Nancy Pelosi était, elle aussi, animée par des intentions obstructionnistes. Mais elle a exercé son jeu de pression sans artifices, sans lire de listes de commissions, L’Adieu aux armes d’Ernest Hemingway ou commenter les dessins de ses petits-enfants, comme elle aurait très bien pu le faire. Elle est restée fidèle au thème qu’elle est venue défendre avec poigne: l’immigration. Donald Trump vient de proposer un arrangement au Congrès: voter une enveloppe de 25 milliards de dollars pour la construction d’un mur entre les Etats-Unis et le Mexique ainsi que d’autres mesures pour lutter contre l’immigration illégale avec, en échange, la régularisation de 1,8 million de clandestins et la possibilité de leur faciliter l’accès à la citoyenneté américaine. Un deal sur lequel s’écharpent démocrates et républicains, alors que le programme DACA, qui protégeait les «Dreamers», expire officiellement le 5 mars.

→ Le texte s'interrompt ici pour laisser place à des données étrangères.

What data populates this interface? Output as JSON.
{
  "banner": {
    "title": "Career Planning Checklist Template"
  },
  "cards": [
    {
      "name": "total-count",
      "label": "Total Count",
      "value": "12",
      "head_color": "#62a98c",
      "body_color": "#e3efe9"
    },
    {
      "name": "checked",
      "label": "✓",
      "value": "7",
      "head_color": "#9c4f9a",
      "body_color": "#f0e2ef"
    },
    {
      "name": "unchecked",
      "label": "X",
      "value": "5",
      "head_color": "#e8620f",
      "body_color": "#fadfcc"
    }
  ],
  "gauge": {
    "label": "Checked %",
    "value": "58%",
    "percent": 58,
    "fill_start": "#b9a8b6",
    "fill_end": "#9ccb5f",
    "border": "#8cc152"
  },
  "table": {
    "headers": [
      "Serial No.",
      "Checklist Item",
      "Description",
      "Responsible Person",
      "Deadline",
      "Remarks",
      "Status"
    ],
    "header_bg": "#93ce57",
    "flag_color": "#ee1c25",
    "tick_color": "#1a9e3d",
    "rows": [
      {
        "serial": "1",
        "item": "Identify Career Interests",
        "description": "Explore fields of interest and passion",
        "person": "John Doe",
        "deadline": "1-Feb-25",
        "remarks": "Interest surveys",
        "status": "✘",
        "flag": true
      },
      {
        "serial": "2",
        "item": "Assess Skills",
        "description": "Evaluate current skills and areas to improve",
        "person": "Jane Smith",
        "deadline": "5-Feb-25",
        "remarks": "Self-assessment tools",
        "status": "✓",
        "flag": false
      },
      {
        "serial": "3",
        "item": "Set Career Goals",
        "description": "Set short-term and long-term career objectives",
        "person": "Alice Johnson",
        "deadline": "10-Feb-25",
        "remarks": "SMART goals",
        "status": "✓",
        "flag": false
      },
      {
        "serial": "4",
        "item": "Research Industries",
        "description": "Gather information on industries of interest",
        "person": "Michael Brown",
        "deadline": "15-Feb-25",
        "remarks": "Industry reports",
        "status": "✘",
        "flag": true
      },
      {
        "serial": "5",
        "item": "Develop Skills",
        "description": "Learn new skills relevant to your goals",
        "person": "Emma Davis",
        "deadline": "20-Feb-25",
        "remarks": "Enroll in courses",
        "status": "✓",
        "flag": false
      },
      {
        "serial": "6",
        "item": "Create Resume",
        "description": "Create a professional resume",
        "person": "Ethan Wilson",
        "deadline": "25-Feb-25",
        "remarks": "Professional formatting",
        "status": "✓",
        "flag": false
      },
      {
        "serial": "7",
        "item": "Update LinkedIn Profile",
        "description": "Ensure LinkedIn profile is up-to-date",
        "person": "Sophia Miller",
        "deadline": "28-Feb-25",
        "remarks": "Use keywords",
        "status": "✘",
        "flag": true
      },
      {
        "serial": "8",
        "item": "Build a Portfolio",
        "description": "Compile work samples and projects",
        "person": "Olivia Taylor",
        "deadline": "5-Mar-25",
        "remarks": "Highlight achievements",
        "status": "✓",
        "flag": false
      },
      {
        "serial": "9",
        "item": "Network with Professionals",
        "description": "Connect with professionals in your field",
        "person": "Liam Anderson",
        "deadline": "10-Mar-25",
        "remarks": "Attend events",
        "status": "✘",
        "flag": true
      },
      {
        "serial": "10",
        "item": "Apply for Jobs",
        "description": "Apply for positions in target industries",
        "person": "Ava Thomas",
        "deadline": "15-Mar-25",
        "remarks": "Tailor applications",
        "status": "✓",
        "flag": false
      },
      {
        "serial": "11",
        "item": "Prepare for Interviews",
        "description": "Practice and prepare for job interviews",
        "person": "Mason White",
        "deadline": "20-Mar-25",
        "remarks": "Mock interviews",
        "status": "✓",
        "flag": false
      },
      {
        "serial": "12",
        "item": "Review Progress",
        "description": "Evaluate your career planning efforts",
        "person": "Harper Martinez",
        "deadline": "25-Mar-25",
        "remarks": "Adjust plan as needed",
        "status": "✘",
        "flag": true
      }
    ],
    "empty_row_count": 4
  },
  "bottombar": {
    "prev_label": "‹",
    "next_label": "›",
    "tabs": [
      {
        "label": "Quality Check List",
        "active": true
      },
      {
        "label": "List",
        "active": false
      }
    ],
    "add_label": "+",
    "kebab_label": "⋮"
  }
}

La Californienne a, pendant ces huit heures, notamment lu des témoignages et des lettres de jeunes clandestins. Elle s’est aussi lancée dans des références bibliques, en rappelant, par exemple, la parabole du bon samaritain. Cela lui a d’ailleurs donné, un bref instant, une idée pour tenir le coup: lire d’autres passages de la Bible. «Et si je prenais mon chapelet, qui a reçu la bénédiction du pape?» a-t-elle lancé après plusieurs heures de débat et alors que sa voix commençait à s’érailler. Elle n’en a pas eu besoin.

Nancy Pelosi protestait surtout contre le fait que l’accord budgétaire dévoilé mercredi au Sénat pour tenter d’éviter un nouveau shutdown a mis les «Dreamers» de côté. Elle n’a pas pour autant, malgré sa spectaculaire prestation, réussi à inscrire un débat sur l’immigration à l’ordre du jour. La voyant s’éterniser, les républicains ont d’ailleurs très rapidement décroché et quitté la salle. Seul le Texan Jeb Hensarling attendait vaillamment qu’elle termine. Il est parti furieux: «Il y a des élus qui viennent dans cette Chambre pour faire des discours, et d’autres pour faire des lois.»